Most jarring, though—and in a good, jolting way—is the end of the first act. The group protest and “Be-In” climaxes not in a happy celebration of beads, flowers, freedom and full-frontal nudity, but in a violent police raid. It’s appropriate that ATC’s fresh look at Hair opens in the same week that the Inconvenience’s Stonewall riot Hit the Wall , which shows a more dangerous side of embracing counterculture in the same era, returns to a Chicago stage. Both shows take place in the Village, just months apart; the riots in Chicago’s Grant Park occurred in the interim. While Paulus’s Hair had the threat of Vietnam and the draft as its looming specter, Paparelli’s production provides a reminder that flower power could be both a provocation toward and a poor shield against more localized enemies.

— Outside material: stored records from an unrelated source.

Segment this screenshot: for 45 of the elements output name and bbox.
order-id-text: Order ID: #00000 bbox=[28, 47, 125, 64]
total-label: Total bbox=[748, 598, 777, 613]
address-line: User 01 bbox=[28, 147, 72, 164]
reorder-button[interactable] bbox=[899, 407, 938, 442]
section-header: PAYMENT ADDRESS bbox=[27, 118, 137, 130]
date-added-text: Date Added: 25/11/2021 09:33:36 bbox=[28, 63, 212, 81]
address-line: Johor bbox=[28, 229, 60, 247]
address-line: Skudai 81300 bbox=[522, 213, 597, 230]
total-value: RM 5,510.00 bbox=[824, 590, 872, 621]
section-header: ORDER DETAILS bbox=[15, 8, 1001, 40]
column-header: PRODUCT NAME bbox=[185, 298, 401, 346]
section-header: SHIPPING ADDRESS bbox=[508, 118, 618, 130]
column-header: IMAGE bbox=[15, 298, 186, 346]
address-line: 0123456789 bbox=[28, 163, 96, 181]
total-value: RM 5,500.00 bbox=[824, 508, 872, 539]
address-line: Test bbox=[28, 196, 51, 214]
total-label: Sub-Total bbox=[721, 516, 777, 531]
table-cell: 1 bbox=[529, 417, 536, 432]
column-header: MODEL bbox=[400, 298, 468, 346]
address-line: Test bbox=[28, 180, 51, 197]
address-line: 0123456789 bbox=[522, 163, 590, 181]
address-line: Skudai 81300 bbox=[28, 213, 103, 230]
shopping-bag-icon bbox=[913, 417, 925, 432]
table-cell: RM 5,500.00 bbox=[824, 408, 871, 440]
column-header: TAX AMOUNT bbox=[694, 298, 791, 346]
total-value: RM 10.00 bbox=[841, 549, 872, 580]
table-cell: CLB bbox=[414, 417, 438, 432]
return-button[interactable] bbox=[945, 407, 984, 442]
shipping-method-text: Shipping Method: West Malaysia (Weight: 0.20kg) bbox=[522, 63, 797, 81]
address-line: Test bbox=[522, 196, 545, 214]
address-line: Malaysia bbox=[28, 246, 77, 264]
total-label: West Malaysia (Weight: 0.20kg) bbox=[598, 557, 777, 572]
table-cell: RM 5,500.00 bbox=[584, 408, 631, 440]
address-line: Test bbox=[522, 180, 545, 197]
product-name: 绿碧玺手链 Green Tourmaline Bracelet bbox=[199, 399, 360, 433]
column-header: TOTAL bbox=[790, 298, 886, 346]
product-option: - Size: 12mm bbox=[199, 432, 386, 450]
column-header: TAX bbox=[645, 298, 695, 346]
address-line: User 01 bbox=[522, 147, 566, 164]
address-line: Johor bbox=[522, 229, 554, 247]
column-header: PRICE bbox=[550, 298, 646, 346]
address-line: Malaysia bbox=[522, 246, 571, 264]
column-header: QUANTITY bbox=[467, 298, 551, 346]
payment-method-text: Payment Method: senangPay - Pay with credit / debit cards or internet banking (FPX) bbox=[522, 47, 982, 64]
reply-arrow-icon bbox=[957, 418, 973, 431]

Scenic designer Keith Pitts completely reorients the theater’s seating, placing the audience in a ragtag (and tightly packed) assortment of found furniture and emphasizing the venue’s nature as a converted warehouse—while also allowing for a welcome sense that there is a world outside this warehoused bubble. The intimacy of the space, and the artistry of music director Austin Cook, allow for some truly lovely new discoveries in the show’s loose, winning score, such as a nicely ragged, acoustic take on “Ain’t Got No” and an a cappella “Initials.”

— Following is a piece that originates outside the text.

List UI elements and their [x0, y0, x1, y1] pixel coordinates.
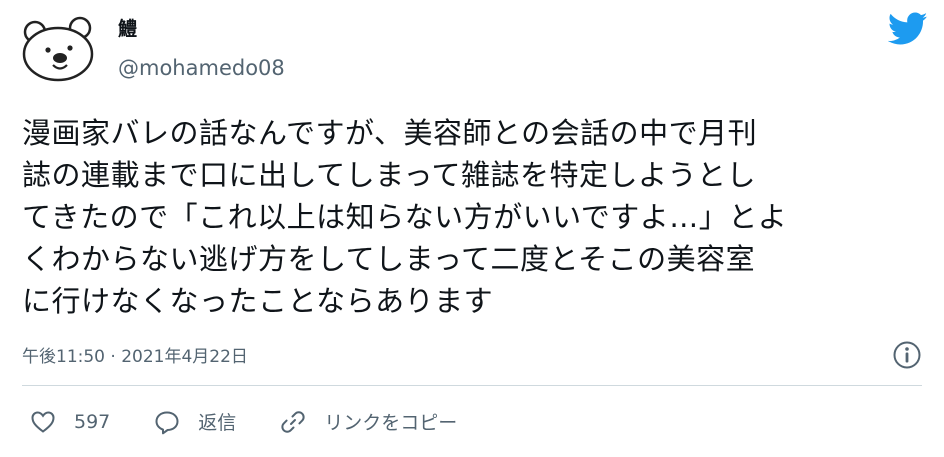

Kenney’s beatific Claude, Christian Libonati’s earnest Woof, Mary Hollis Inboden’s effortlessly charming Jeanie, Aaron Holland’s robust Hud and Camille Robinson’s transcendent Dionne are among those feathering this tribe’s nest. As Claude’s sort-of co-leader, Berger, Sky Seals could stand to rein his efforts in just a bit; it’s almost as though he’s trying to project his charisma past a non-existent proscenium, while the rest of the cast understands they need only let us be in on their be-in. And what a smartly frayed, not-so-safe be-in it is.